The following section describes these vessels in the embryonic period and in their persistent form (adult configuration) from caudal to cranial.
4.2.1 Proatlantal Arteries
Proatlantal arteries (PaAs) are the last to disappear in the embryo and are related to the two most cranial intersegmental cervical segmental arteries. Persistence of a PaA has been reported in fewer than 50 cases.

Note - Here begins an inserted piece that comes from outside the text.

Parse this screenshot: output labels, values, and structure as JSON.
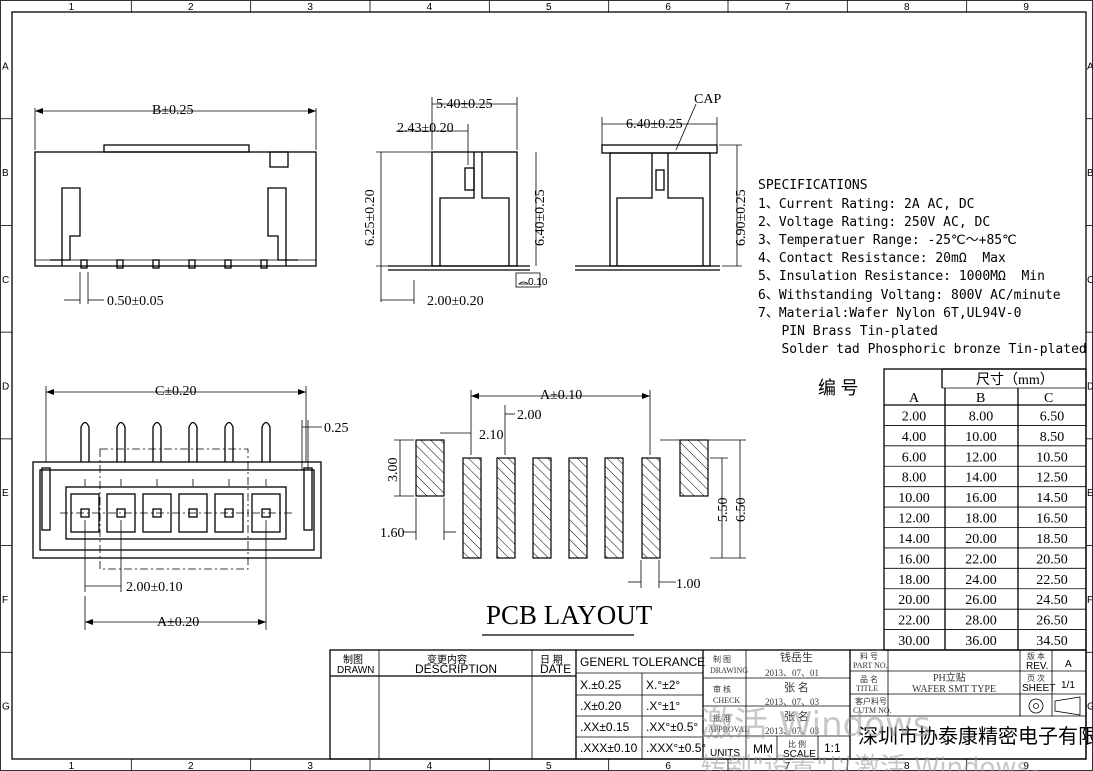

PaA type 2 corresponds to the second intersegmental artery. It arises from the external carotid artery (ECA) and accompanies the second cervical nerve root. It courses posterior to the second cervical space to the vertebral canal. This artery usually regresses to the C2 occipitovertebral anastomosis. When the vessel does not involute, it originates from the ECA shortly after its origin, runs superoposteriorly as a vascular loop, and then ascends and pierces the dura at the C1 level, passing through the transverse foramen of the atlas. It then anastomoses with the contralateral VA V3 segment to form the BA ventral to the medulla.
PaA type 1 corresponds to the first intersegmental artery and is associated with the first cervical nerve. Because it maintains supply to the posterior circulations until the VAs are fully developed, this intersegmental artery is the last to disappear, typically at the 10–12-mm stage of the embryo, when it forms the intracranial part of the VA. If it regresses, the proximal remnant of this artery is, in the adult vasculature, the occipital artery, with its C1 occipitovertebral anastomosis. Persistence of this vessel is rarer than persistence of type 2 PaA. When still present in the postembryonic period, it originates from the posterior wall of the ICA between the C2–C4 level, runs dorsally to the first cervical space, passes in the occipitocervical space, and perforates the dura without ever running in the cervical canal. It joins the V3 segment of the VA in the suboccipital area before penetrating the foramen magnum. The persistent PaA is more often positioned laterally to the ICA in its course and makes a sharp curve dorsally and above the atlas, entering into the cranial cavity. Usually, there are no branches arising from the PaA, and only rarely does the occipital artery arise from the PaA. The ipsilateral, contralateral, or both VAs are hypoplastic or absent in around 50% of cases of persistent PaA (▶ Fig. 4.3; ▶ Fig. 4.4).
Fig. 4.3 CTA in coronal views (a,b) and 3D reconstruction in oblique view (c) demonstrate a right PaA type 1 supplying the posterior fossa.